Sind Schule und Pädagogik Ursache des bei Jugendlichen vielfach konstatierten Konformismus?
Tragen sie zu einem passiven Nihilismus bei? Sind sie gar am gängigen Bild einer „angepassten Jugendgeneration“ Schuld? Diese Fragen diskutiert Mag. Bernhard Heinzlmaier in seinem aktuellen Fachbeitrag zur Jugendforschung.
Das Bildungssystem verhindert Kreativität und Selbstorganisationsfähigkeit, kritisiert Bernhard Heinzlmaier in seinem aktuellen Fachbeitrag zur Jugendforschung:
- Bernhard Heinzlmaier: Die panoptische Schule, Institut für Jugendkulturforschung, Wien, 2015
Der Abwehrspieler von Borussia Mönchengladbach, Martin Stranzl, beklagt in der FAZ vom 15. August die Unselbstständigkeit junger Fußballspieler und liefert dazu auch die entsprechende Ursachenanalyse. Schuld daran sei, so Stranzl, dass den Jugendlichen in den Internaten der großen deutschen Fußballklubs heute zu viel an alltäglichen Lebensverrichtungen abgenommen werde. „Die Wäsche wird gewaschen, das Essen steht bereit, zur Schule wirst du gebracht und abgeholt, bei Bedarf noch Hilfe bei den Hausaufgaben gestellt. Die Fähigkeit, selbst etwas zu organisieren, wird nicht entwickelt.“ Diese Diagnose Stranzls über die jungen Fußballer lässt sich bedenkenlos auf den größten Teil der heutigen Jugendlichen ausweiten.

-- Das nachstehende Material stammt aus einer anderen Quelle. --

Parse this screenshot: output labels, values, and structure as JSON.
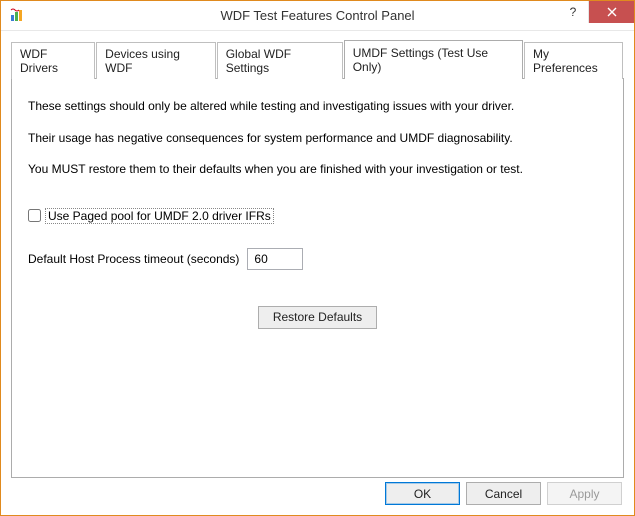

Was sie gemein haben, ist die weitgehende Unfähigkeit, ihr eigenes Leben autonom, ohne Anleitung und Hilfe von außen zu führen. Die Jugend unserer Zeit ist geprägt vom Unvermögen, Verantwortung für das eigene Handeln zu übernehmen.
Schuld daran sind die Bildungsinstitutionen, in denen diese Jugendlichen sozialisiert werden, sagt Bernhard Heinzlmaier. Der Wille zum Konformismus bestimmt das europäische Schulwesen. Es soll eine Gleichförmigkeit durchgesetzt werden, die einen angepassten, wirtschaftlich denkenden und verwertbaren Menschen erzeugt, der innerhalb vorgegebener Systemgrenzen funktioniert und dabei völlig ohne visionäre Weltentwürfe auskommt. Daher agieren Jugendliche heute auch so oft adaptiv-pragmatisch. Sie bewegen sich lieber in vorgegebenen Bahnen und setzen auf die Strategie „Erfolg durch Anpassung“, anstatt neue Wege zu beschreiten.